3 April - 2 May 2004
Private View Friday 2 April 6-9pm

A joke with another artist at a private view about there being too many white faces on the walls of London’s art galleries becomes the motivation: to show 150 drawings of Apu Nahasapeemapetilon, the manager of the Kwik-E-Mart in ‘The Simpsons’. But this isn’t a joke and with each drawing the artist becomes more deeply involved, finding new twists.
Apu150 is 150 ticks in the ‘Any Other Asian Background’ box on an ethnic monitoring form or the identically faced hordes of foreigners in a ‘Daily Mail’ scare story, setting out to obliterate the dominant culture by duplication and reproduction, a veritable army of grinning Apus. But it’s also about the act of repetition in art, the artist constantly working in the gap between the real and the representation, going over the ground again and again with the compulsion of the obsessive.
The drawings are all based on a mass-produced plastic Burger King figure of Apu given away in its millions with Burger King Children’s Meals.
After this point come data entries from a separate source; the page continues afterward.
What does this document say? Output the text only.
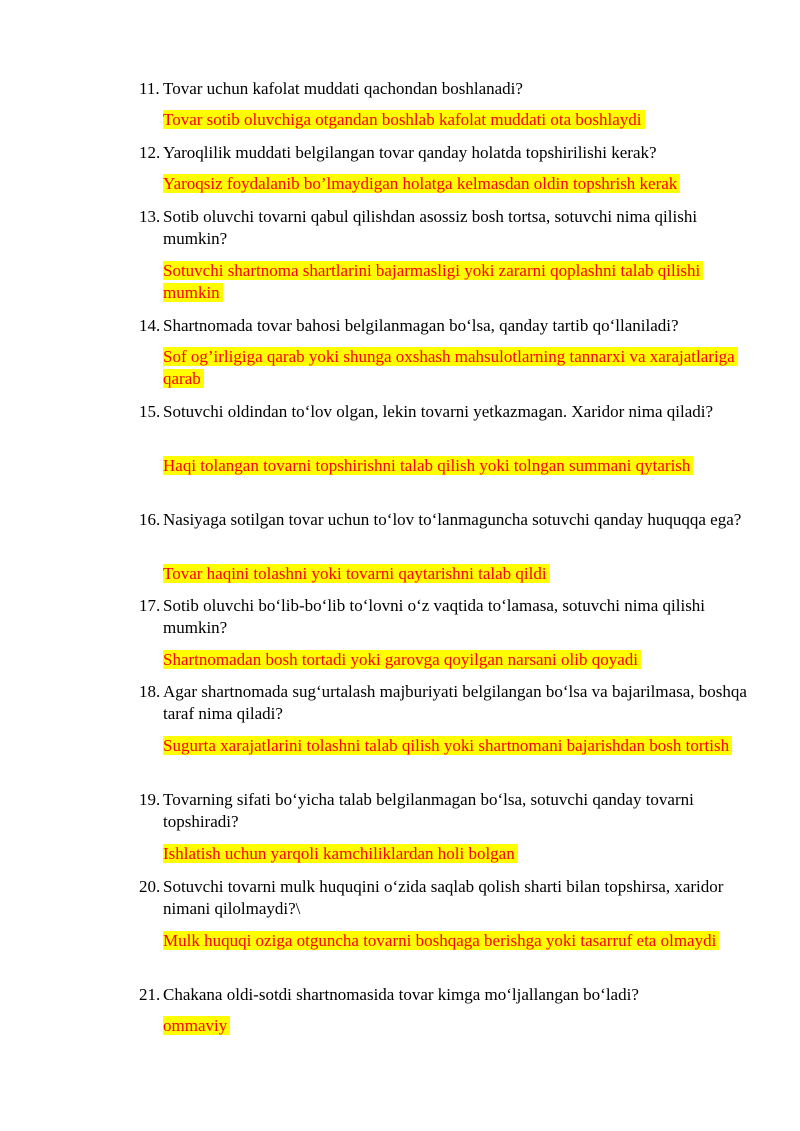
11. Tovar uchun kafolat muddati qachondan boshlanadi?
Tovar sotib oluvchiga otgandan boshlab kafolat muddati ota boshlaydi
12. Yaroqlilik muddati belgilangan tovar qanday holatda topshirilishi kerak?
Yaroqsiz foydalanib bo’lmaydigan holatga kelmasdan oldin topshrish kerak
13. Sotib oluvchi tovarni qabul qilishdan asossiz bosh tortsa, sotuvchi nima qilishi mumkin?
Sotuvchi shartnoma shartlarini bajarmasligi yoki zararni qoplashni talab qilishi mumkin
14. Shartnomada tovar bahosi belgilanmagan bo‘lsa, qanday tartib qo‘llaniladi?
Sof og’irligiga qarab yoki shunga oxshash mahsulotlarning tannarxi va xarajatlariga qarab
15. Sotuvchi oldindan to‘lov olgan, lekin tovarni yetkazmagan. Xaridor nima qiladi?
Haqi tolangan tovarni topshirishni talab qilish yoki tolngan summani qytarish
16. Nasiyaga sotilgan tovar uchun to‘lov to‘lanmaguncha sotuvchi qanday huquqqa ega?
Tovar haqini tolashni yoki tovarni qaytarishni talab qildi
17. Sotib oluvchi bo‘lib-bo‘lib to‘lovni o‘z vaqtida to‘lamasa, sotuvchi nima qilishi mumkin?
Shartnomadan bosh tortadi yoki garovga qoyilgan narsani olib qoyadi
18. Agar shartnomada sug‘urtalash majburiyati belgilangan bo‘lsa va bajarilmasa, boshqa taraf nima qiladi?
Sugurta xarajatlarini tolashni talab qilish yoki shartnomani bajarishdan bosh tortish
19. Tovarning sifati bo‘yicha talab belgilanmagan bo‘lsa, sotuvchi qanday tovarni topshiradi?
Ishlatish uchun yarqoli kamchiliklardan holi bolgan
20. Sotuvchi tovarni mulk huquqini o‘zida saqlab qolish sharti bilan topshirsa, xaridor nimani qilolmaydi?\
Mulk huquqi oziga otguncha tovarni boshqaga berishga yoki tasarruf eta olmaydi
21. Chakana oldi-sotdi shartnomasida tovar kimga mo‘ljallangan bo‘ladi?
ommaviy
They incorporate a variety of found, recycled, discarded and reclaimed media: paint tester pots, biros from bookies, boards from skips, donated pieces of wood and Tippex from the stationery cupboard at work. The palette of much of the work is based on the colours often used to describe (and categorise and separate) skin colours (‘black’, ‘white’, ‘yellow’, ‘brown’ and so on) but in their garishness bear no relationship to what a piece of skin might actually look like.
The drawings start off simply, a few outlines, a moustache and a quiff are enough to define the character, but from this opening, the series progresses and an angry, darker, brooding, more malevolent Apu emerges, one more complex and unable to simply disappear into the background of the culture in which he finds himself.